I suggested to the course director that instead of assigning the twenty people in the course to create their own individual networks, let us make one network for twenty people. The idea was that if we all make an effort to post and reply to each other’s posts, we would have, in essence, created our own private social network. It seemed to be within the parameters of the assignment. He agreed that we could do it and reassured me that even if it doesn’t work, I will have gained from the experience. I guess that answer works for anything that you are not risking your life to try.

So, I invited my fellow classmate to join my network. People began signing up. It is impossible to describe the thrill as my idea caught on and people joined the group. We are pushing towards ten members. Most have posted and replied. Conversations have been ping ponging back and forth. Teachers are sharing classroom ideas. Others are uploading their files. It is exhilarating to watch an idea come to life.

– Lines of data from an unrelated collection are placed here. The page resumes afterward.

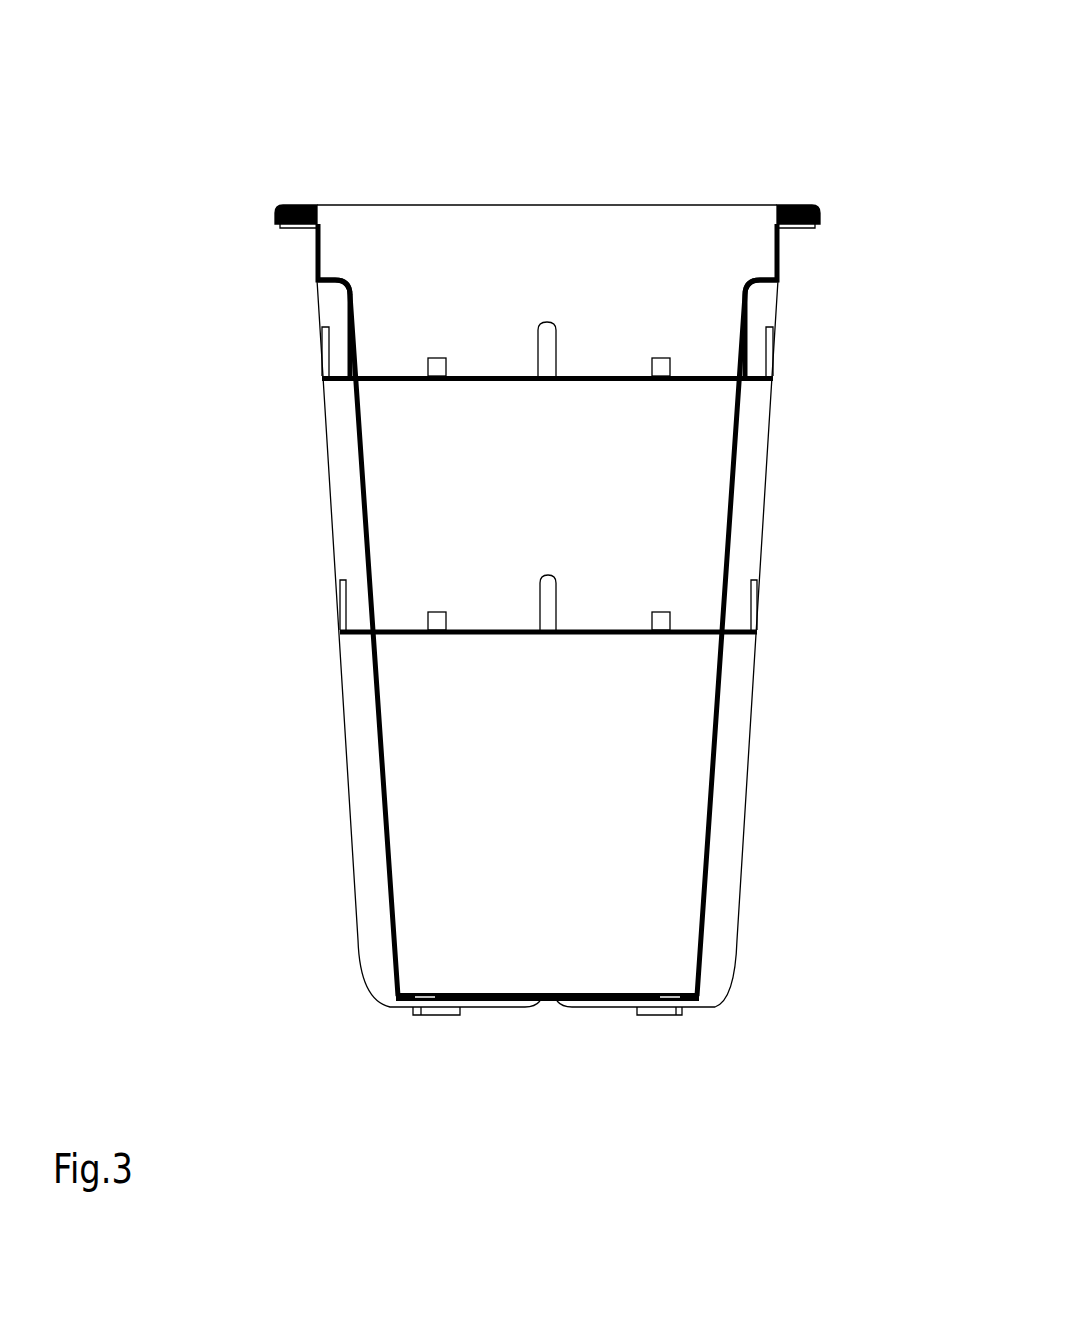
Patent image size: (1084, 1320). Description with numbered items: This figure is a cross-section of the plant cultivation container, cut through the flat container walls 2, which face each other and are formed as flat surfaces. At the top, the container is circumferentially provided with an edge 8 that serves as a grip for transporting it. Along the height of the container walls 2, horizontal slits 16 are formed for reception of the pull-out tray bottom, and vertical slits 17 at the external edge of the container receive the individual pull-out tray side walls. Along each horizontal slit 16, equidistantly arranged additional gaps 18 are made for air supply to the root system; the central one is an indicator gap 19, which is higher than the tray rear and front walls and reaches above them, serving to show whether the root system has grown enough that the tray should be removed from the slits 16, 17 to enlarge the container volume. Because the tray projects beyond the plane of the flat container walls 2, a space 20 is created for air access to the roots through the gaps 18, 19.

The container wall 2 is at (424, 254).
The edge 8 is at (826, 213).
The horizontal slit 16 is at (619, 636).
The vertical slit 17 is at (776, 350).
The additional gap 18 is at (436, 614).
The indicator gap 19 is at (544, 348).
The space 20 is at (763, 316).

Sometimes a person needs to seize the initiative. Pounce on an idea and run with it. See where you end up. Often it will take you to a place that you could not imagine. New vistas may be opened that were previously uncharted. I didn’t intend for this result. I was just looking for a way to complete my assignment. Unexpectedly, my eyes were opened to a brand new perspective.

I still do not have a lot of time for social networking. But now, I must definitely admit that I see the benefits and the draw of a network at a professional level. It brings a level of vitality to the ongoing professional development that a teacher must do to stay on top of their field. By connecting to other educators with whom ideas can be discussed and methods can be perfected, you are creating your own Personal Learning Network.

Will it continue? I don’t know. At what level of involvement? I am not sure. I will see where this trip takes me. I gained from the process. I connected to many other dedicated educators. It will be interesting to see where it goes….and if you see me online, feel free to friend me!!